Il TAR Lazio, sez. IV, con sentenza n. 1288/2022, ha accolto tale motivo di censura, ritenendo assorbiti i restanti, affermando che il chiarimento della Stazione Appaltante, si poneva in contrasto con l’inequivoca e puntuale lettera del disciplinare e che, quindi, si scontrasse con il divieto di eterointegrazione del bando (Cfr. Cons. St. n. 8873 del 2019).
Avverso la Sentenza del TAR Lazio ha proposto appello la contro-interessata (aggiudicataria definitiva) all’esito del quale il Consiglio di Stato ha emesso la sentenza qui in commento.
Il Consiglio di Stato, rigettando l’appello e confermando, per l’effetto, la sentenza di primo grado ha statuito il seguente principio: “[…] Né può ritenersi che i predetti "chiarimenti" […] possono derogare in alcun modo alla disciplina di gara, tanto meno a quella fissata dalla normativa generale contenuta nel D.Lgs. n. 50 del 2016 e nel D.M. n. 263 del 2016. Ed invero, come risulta dalla consolidata giurisprudenza: "i chiarimenti resi nel corso di una gara d'appalto non hanno alcun contenuto provvedimentale, non potendo costituire, per giurisprudenza consolidata, integrazione o rettifica della lex specialis"; gli stessi "sono ammissibili solo se contribuiscono, con un'operazione di interpretazione del testo, a renderne chiaro e comprensibile il significato, ma non quando, proprio mediante l'attività interpretativa, si giunga ad attribuire ad una disposizione della lex specialis, un significato ed una portata diversa o maggiore di quella che risulta dal testo stesso, in tal caso violandosi il rigoroso principio formale della lex specialis, posto a garanzia dei principi di cui all'art. 97 Cost." (Cons.
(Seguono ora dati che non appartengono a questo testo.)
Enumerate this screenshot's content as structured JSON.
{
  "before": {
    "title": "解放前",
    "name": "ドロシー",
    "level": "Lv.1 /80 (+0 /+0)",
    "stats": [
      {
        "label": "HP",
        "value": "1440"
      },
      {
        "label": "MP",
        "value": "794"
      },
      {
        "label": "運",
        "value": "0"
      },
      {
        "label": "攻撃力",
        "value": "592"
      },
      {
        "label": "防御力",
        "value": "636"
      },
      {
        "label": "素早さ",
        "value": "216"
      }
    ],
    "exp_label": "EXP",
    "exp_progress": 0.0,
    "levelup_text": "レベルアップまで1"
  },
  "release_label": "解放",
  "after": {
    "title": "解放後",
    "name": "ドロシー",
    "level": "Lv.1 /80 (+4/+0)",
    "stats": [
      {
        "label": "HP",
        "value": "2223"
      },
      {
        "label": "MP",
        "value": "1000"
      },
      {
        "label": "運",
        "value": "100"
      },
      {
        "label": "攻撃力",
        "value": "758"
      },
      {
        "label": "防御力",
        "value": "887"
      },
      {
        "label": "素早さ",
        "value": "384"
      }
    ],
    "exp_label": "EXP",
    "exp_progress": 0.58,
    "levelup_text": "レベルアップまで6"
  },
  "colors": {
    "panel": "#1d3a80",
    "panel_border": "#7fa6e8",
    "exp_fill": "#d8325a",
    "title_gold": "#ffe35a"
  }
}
Stato, V, 7 settembre 2022, n. 7793)”
Conclusioni
Come spesso accade, nel corso delle procedure di gara ad evidenza pubblica i concorrenti, non comprendendo appieno alcune clausole del bando di gara, formulano richieste di chiarimenti alla Stazione Appaltante, proprio per evitare di incorrere in errori che potrebbero condurre alla esclusione e in ogni caso, per poter meglio formulare la propria offerta tecnica ed economica.
L’attività interpretava, così fornita dalla Stazione Appaltante, rientra pienamente nei poteri della stessa con i limiti enunciati dal Consiglio di Stato, ovvero che:
- Deve trattarsi di una mera interpretazione letterale del testo della lex specialis;
- Non può essere attribuita ad una disposizione della lex specialis, un significato ed una portata diversa o maggiore di quella che risulta dal testo stesso;
- I chiarimenti non possono derogare in alcun modo alla disciplina di gara, né alle norme generali di cui al D. Lgs. n. 50/2016;
Segnalo, inoltre, che i chiarimenti non hanno alcun contenuto provvedimentale, non potendo costituire, per giurisprudenza consolidata, integrazione o rettifica della lex specialis
Il Consiglio di Stato, con la sentenza in commento, ha precisato, infine, che in tal caso non poteva neppure ricorrersi al soccorso istruttorio in quanto “non può essere utilizzato per sanare la carenza di un requisito di partecipazione previsto dalla lex specialis”.